Cameroun : la tyrannie du tout en noir !
Un autre dimanche des débats à charge s’annonce. Que diront ils encore du Cameroun, de ses institutions de l’ ordre gouvernants ? Les réseaux sociaux ont tenu en haleine l’opinion toute la semaine, la télé va enfoncer le clou mais…
Il s’est installé insidieusement, chez une bonne frange des Camerounais, un étrange tribunal de la pensée. Une habitude solidement ancrée qui dicte désormais les brevets de lucidité au Cameroun. Le logiciel est simple, presque binaire : oser dire du bien de votre pays, souligner une route qui s’achève, un port qui sort de terre, des stades qui poussent comme des champignons, des hôpitaux qui s’élèvent, des barrages, des universités ou, crime de lèse-majesté, reconnaitre une once de méthode à l’action gouvernementale, et vous voilà instantanément disqualifié, insulté, discriminé. Vous êtes l’« idiot de service », l’aliéné, l’individu sans valeur vendu aux intérêts du système.
En revanche, pour obtenir votre carte d’intellectuel, votre brevet de patriote éclairé et l’onction de l’honnêteté citoyenne, la recette est universelle : il faut détruire, tout peindre en noir. Classer le Cameroun au dernier rang de tout, peindre chaque matin le tableau d’un chaos absolu, et vouer l’ordre gouvernant aux gémonies. Le dénigrement est devenu la nouvelle compétence nationale.
Le complexe du flagellant
Pourtant, il suffit de lever un instant les yeux de ses smartphones et de regarder ces « pays du Nord » que l’on érige si souvent en modèles indépassables. Pensent-ils vraiment que tout y fonctionne à la perfection ? Des systèmes de santé à bout de souffle en Europe aux infrastructures ferroviaires défaillantes, en passant par les grands écarts entre riches et pauvres, les zones d’ombre y sont légion.
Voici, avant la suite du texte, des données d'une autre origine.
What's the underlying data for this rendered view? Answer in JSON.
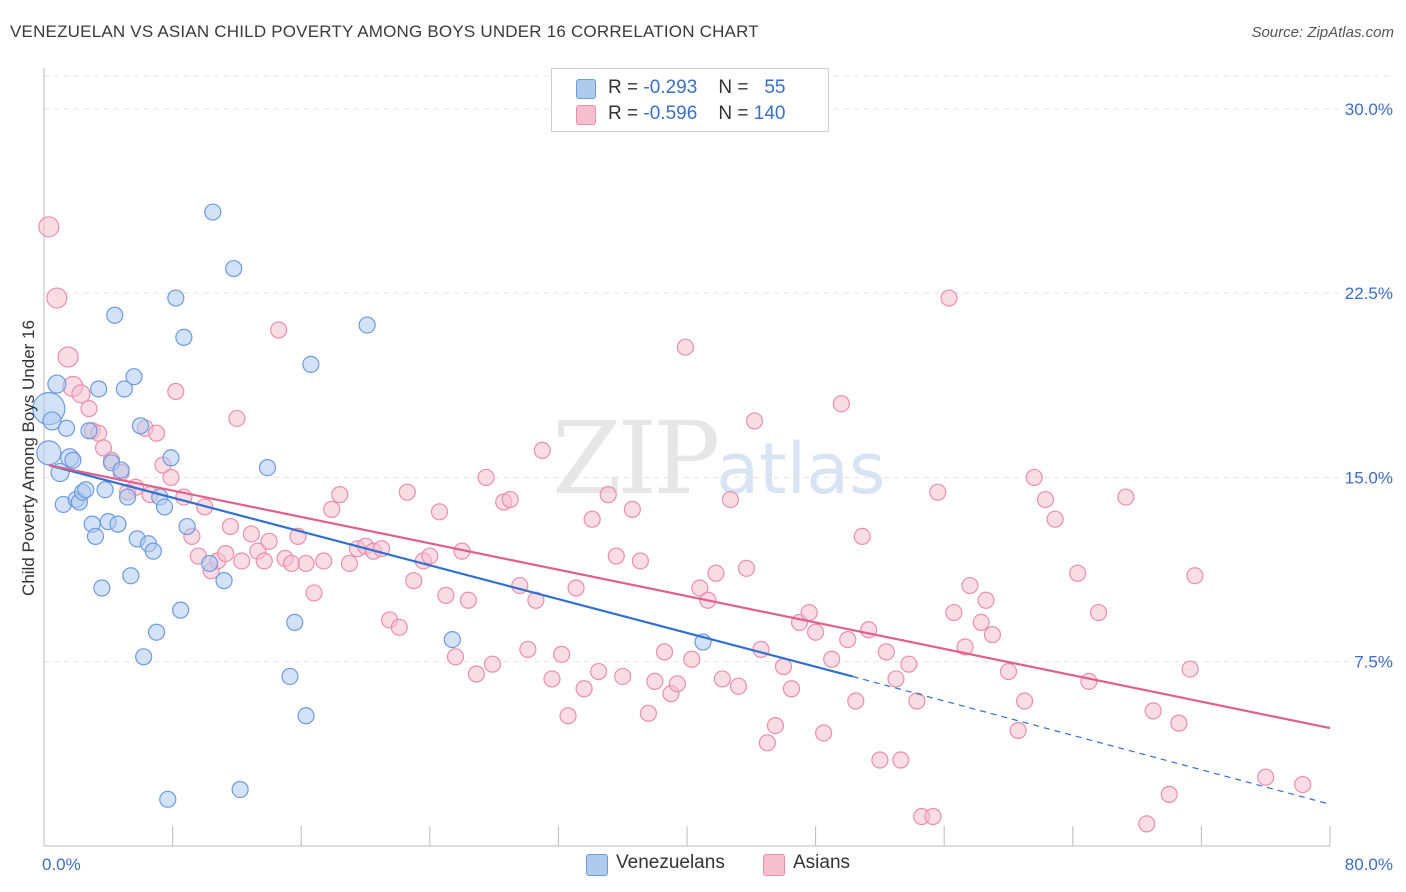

Mais là-bas, on sait faire la différence entre la critique et la flagellation. Les citoyens et les médias de ces pays savent pointer du doigt ce qui ne marche pas pour que les choses aillent mieux, sans pour autant ameuter la terre entière en hurlant au naufrage. Ils critiquent le pilote, mais prennent soin de l’avion. Ici, au terroir, pour corriger une fuite d’eau, on préfère dynamiter la maison. On ne construit pas une nation en piétinant son propre drapeau au nom de la liberté d’expression.
Le coût du dénigrement
Cette fâcheuse manie de cette catégorie de Camerounais hyperconnectés n’est pas sans conséquences. À force de peindre le Cameroun en noir de jais, l’image du pays se dissout, tant à l’intérieur qu’à l’international.
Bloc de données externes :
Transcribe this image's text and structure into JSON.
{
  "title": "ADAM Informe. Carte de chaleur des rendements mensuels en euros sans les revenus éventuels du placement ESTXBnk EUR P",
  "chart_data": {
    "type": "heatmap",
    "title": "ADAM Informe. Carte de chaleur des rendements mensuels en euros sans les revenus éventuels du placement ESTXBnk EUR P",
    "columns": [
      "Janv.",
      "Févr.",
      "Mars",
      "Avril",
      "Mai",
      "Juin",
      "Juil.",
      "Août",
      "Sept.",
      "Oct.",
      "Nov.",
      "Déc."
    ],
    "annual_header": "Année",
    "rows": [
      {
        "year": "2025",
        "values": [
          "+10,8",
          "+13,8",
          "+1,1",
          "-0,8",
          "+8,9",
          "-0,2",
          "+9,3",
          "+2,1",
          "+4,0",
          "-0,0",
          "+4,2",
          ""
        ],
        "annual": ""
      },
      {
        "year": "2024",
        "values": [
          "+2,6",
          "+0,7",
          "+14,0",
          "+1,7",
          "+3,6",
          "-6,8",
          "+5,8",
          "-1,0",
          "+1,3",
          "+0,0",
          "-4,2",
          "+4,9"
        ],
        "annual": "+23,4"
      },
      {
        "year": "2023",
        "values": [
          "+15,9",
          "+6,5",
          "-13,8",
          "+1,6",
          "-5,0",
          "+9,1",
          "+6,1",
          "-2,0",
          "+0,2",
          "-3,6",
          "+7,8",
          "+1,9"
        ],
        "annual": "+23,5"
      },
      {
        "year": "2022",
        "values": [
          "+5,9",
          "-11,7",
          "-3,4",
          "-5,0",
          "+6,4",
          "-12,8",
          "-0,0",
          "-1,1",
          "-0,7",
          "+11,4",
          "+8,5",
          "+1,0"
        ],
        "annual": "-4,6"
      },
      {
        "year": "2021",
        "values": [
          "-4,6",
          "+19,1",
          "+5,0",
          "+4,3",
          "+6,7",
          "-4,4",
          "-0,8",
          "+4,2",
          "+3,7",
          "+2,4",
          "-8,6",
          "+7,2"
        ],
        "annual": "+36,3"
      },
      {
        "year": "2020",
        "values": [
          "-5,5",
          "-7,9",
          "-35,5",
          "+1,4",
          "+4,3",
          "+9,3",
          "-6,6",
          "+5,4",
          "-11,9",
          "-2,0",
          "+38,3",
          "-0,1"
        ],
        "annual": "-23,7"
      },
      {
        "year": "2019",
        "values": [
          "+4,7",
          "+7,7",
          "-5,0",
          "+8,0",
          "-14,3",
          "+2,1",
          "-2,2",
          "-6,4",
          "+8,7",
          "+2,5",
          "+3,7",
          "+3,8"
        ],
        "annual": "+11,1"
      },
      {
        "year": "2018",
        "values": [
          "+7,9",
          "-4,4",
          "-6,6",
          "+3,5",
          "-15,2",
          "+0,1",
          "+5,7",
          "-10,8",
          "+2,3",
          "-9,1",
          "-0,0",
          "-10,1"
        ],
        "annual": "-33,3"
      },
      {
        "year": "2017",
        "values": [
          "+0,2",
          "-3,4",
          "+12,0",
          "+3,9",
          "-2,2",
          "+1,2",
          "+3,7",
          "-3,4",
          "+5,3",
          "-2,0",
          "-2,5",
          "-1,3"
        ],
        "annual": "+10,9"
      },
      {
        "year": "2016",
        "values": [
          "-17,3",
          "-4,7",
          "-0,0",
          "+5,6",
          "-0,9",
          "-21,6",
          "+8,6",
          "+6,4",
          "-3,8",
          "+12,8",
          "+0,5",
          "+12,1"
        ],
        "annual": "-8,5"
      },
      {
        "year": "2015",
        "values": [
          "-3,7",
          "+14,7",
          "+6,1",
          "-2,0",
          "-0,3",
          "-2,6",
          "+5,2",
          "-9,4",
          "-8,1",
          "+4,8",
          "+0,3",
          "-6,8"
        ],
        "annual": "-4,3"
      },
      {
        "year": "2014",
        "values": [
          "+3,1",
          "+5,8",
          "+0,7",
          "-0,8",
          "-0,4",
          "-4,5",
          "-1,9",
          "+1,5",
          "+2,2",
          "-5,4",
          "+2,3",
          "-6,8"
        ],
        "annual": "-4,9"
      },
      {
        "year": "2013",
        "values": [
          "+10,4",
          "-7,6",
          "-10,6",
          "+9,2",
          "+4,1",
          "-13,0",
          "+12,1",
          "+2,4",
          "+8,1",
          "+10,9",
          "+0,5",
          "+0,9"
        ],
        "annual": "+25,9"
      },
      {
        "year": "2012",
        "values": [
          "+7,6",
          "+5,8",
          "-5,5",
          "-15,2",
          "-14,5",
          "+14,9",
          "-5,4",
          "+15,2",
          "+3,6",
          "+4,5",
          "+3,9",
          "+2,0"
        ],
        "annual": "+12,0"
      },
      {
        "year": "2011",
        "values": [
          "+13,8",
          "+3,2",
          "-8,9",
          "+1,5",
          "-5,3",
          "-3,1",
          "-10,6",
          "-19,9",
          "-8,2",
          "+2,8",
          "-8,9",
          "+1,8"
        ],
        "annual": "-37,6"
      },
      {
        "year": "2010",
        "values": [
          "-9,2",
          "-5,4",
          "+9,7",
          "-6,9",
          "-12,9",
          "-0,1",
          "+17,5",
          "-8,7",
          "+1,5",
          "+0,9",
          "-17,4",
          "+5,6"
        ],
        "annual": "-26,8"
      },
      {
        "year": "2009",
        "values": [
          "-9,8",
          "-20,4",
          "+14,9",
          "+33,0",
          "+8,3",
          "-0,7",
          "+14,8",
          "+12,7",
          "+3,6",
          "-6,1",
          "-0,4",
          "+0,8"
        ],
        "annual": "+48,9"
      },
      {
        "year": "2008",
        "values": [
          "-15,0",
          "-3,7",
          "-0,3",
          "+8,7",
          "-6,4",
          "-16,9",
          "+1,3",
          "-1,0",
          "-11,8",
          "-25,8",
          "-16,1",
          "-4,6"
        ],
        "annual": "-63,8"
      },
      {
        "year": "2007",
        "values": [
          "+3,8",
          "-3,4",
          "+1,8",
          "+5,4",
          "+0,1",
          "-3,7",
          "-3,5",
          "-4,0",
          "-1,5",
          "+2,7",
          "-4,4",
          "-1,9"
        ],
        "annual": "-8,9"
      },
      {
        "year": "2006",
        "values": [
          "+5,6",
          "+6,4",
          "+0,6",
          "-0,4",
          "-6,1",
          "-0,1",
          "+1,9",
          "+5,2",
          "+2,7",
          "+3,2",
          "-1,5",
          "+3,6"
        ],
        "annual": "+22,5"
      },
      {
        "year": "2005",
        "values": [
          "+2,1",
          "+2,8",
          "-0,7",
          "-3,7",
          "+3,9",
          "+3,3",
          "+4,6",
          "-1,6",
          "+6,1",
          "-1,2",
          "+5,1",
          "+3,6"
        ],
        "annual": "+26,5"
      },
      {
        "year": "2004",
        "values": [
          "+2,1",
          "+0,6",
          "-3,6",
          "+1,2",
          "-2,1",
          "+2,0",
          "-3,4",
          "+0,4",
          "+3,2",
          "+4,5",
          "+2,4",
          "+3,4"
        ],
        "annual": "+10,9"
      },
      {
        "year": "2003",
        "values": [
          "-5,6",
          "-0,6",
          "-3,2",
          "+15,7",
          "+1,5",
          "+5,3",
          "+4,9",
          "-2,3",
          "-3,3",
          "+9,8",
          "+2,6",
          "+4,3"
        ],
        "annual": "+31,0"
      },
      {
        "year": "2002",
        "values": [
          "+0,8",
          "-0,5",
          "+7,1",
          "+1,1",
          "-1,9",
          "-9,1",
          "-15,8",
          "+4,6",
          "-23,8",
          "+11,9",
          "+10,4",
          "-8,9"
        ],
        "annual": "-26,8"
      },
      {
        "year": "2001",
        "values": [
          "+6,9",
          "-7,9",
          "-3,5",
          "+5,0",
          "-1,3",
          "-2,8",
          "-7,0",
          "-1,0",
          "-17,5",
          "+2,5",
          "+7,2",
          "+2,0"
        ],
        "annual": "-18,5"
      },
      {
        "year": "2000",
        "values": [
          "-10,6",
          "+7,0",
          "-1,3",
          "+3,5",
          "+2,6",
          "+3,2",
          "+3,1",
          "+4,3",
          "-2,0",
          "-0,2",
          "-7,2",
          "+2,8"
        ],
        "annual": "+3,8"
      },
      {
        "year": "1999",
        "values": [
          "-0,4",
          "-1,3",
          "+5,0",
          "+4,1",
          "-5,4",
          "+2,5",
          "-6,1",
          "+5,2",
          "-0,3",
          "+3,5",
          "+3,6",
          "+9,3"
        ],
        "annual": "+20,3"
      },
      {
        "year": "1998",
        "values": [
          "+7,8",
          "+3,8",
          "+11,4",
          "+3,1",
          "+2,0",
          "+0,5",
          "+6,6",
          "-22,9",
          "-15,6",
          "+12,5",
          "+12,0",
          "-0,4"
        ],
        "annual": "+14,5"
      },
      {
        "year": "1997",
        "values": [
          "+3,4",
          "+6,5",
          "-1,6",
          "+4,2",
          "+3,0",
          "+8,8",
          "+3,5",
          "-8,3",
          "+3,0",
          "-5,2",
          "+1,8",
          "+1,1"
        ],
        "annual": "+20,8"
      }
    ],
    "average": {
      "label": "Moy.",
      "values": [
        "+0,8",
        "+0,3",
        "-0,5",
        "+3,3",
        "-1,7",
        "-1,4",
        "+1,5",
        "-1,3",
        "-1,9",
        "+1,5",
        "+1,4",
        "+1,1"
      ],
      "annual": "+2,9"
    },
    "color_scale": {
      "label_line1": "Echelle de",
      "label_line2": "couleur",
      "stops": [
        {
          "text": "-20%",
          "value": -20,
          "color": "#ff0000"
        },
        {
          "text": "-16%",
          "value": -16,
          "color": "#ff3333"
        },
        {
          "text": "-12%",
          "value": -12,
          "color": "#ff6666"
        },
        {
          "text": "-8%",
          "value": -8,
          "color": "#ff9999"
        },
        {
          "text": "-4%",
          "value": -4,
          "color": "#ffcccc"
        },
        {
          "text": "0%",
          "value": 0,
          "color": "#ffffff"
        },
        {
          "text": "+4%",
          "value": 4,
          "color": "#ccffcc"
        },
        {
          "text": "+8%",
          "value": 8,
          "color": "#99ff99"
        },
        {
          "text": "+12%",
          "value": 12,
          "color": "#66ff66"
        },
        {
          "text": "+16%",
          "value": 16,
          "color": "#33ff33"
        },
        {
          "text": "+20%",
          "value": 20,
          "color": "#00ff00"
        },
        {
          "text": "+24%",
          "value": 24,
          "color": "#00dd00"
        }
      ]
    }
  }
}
En interne, elle distille le venin du découragement chez la jeunesse et annihile toute forme de fierté nationale. À l’international, elle fait fuir les investisseurs, ternit la diplomatie et transforme chaque Camerounais de la diaspora en suspect de l’enfer. Comment vendre une destination que ses propres enfants passent leurs journées à brûler sur l’autel des réseaux sociaux ?
La nostalgie du filtre
Il est difficile de ne pas céder à une certaine nostalgie. Un temps, pas si lointain, où la parole publique avait du poids parce qu’elle était pesée. Une époque où la liberté d’expression au Cameroun, bien que perfectible, passait par le filtre de la pudeur, du respect des institutions et d’une certaine décence républicaine. Ce filtre n’était pas une censure de la vérité, c’était un rempart contre l’indignité.
Aujourd’hui, sous prétexte que le micro s’est démocratisé, la logorrhée haineuse a remplacé le débat d’idées. On peut célébrer les terroristes djihadistes ou sécessionnistes. On peut appeler à l’insurrection, insulter le président de la République, parfois même sa défunte mère. Il est temps de comprendre que l’on peut aimer le Cameroun sans idolâtrer ses dirigeants, mais que l’on ne peut pas prétendre le sauver en choisissant de le flageller chaque jour sur la place publique mondiale. La vraie intelligence n’est pas dans le cynisme systématique, elle est dans la nuance.